Seine ärgsten Gegner waren nicht Protestanten oder Muslime, sondern eigene Glaubensbrüder. Über Jahre mobilisierten konservative Kardinäle und andere katholische Geistliche aus aller Welt gegen den Argentinier, der als zu liberal, zu verweltlicht galt. In der Tat ließ Franziskus sich in manchen Entscheidungen eher von den gesellschaftlichen Entwicklungen der Moderne als von den Dogmen des Glaubens leiten. Innerhalb des Rahmens der Kirche kann man ihn durchaus als liberal oder progressiv bezeichnen.
Franziskus argumentierte dahingehend immer, dass die Kirche kein Museum, sondern lebendig sei – sie also mit der Zeit gehen müsse. Und dass Barmherzigkeit und Nähe zu den Menschen nicht im Widerspruch zur Lehre stehen müssten. Manchmal taten sie es doch. Die Segnung homosexueller Paare etwa war in der Kirche umstritten – predigt das Christentum doch, dass Homosexualität eine Sünde ist. Eine kirchliche Anerkennung von „sündhaften“ Partnerschaften? Für viele Katholiken ein rotes Tuch. Gleichsam die Erlaubnis der Kommunion für Geschiedene und Wiederverheiratete.

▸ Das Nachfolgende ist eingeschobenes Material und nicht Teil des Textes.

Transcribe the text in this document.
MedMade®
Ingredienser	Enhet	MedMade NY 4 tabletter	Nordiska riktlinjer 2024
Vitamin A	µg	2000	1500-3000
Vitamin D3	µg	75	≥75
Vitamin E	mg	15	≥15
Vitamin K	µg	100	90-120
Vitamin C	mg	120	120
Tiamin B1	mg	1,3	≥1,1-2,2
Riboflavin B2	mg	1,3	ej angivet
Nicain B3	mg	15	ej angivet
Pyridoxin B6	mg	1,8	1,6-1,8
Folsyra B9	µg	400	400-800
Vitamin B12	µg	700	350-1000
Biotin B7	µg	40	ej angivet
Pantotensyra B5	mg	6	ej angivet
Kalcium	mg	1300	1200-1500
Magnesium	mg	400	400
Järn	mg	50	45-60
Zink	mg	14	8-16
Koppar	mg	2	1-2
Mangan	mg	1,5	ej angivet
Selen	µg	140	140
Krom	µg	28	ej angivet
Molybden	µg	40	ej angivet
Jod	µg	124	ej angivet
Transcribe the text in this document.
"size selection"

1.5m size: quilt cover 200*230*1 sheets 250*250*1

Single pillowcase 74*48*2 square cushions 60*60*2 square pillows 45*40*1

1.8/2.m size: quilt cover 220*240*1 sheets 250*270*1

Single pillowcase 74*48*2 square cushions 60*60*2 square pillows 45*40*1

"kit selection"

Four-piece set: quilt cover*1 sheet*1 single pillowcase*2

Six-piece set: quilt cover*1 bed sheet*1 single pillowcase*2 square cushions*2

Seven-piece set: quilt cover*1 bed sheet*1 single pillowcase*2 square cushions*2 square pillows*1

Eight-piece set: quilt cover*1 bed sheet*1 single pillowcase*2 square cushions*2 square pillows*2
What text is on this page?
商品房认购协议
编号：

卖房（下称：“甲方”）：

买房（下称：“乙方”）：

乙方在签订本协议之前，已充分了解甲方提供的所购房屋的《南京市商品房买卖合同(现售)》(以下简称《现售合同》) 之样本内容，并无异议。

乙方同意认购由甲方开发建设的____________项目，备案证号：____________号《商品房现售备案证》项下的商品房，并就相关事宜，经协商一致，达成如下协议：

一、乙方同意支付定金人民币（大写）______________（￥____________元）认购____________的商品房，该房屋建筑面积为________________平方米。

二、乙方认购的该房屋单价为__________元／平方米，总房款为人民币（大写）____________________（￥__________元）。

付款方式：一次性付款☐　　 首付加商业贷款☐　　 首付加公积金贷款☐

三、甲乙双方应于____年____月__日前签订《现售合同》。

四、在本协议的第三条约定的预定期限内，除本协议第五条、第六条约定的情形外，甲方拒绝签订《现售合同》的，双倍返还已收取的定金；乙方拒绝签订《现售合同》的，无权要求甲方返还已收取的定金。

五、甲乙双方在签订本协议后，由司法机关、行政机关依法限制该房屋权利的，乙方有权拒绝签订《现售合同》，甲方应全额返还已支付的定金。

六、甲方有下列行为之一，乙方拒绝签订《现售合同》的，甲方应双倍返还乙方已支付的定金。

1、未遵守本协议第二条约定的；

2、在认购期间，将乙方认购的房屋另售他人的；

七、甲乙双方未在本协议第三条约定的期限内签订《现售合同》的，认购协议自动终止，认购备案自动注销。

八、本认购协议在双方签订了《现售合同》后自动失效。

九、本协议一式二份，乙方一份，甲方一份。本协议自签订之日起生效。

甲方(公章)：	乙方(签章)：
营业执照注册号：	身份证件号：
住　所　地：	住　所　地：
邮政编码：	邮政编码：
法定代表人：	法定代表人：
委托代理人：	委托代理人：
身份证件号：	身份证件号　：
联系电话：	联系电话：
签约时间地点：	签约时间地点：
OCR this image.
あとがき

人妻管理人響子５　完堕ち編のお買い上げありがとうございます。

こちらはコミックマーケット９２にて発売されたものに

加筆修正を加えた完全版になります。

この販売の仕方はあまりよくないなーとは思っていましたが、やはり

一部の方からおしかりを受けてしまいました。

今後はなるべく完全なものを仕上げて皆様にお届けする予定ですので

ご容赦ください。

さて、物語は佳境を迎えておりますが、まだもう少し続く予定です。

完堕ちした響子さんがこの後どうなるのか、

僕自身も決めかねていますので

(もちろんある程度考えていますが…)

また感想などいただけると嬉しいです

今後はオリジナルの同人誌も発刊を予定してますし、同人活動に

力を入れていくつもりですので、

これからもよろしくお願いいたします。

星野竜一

Kein Papst der jüngeren Geschichte hat wohl so viel innerkirchlichen Widerstand gegen sich aufgebracht – schuld daran war auch sein Führungsstil, den viele Kritiker als autoritär bezeichneten. Konservative Kritiker stellte Franziskus kalt oder versuchte sie mit Tricks „wegzuekeln“ – einem konservativen Kardinal etwa, der zwischenzeitlich zu einem der Köpfe der Franziskus-Kritiker aufgestiegen war, erhöhte der Papst kurzerhand die Miete für seine römische Wohnung auf 8.000 Euro. In Italiens Hauptstadt Marktpreis, aber für einen Kardinal mit 4.500 Euro Monatsgehalt eigentlich unbezahlbar. Kardinal Raymond Burke konnte sein Domizil dank großzügiger Unterstützung von gleichgesinnten Spendern behalten – trotzdem demonstrierte Franziskus eine gewisse machtpolitische Durchtriebenheit, die sich so zumindest nicht direkt aus der Bibel ableiten lässt.
Gleichzeitig ging der Papst auch Schritte, in denen viele eine Gefahr der „Demokratisierung“ der Kirche sahen. In einer Bischofssynode verfolgte Franziskus Wege, die Beziehungen zwischen Klerus und Laien und die Art und Weise, wie Entscheidungen in der Kirche getroffen werden, zu überdenken. An dieser Synode nahmen auch Frauen, von Franziskus explizit bestimmt, teil – ein weiterer Triggerpunkt für die Konservativen in der Kirche.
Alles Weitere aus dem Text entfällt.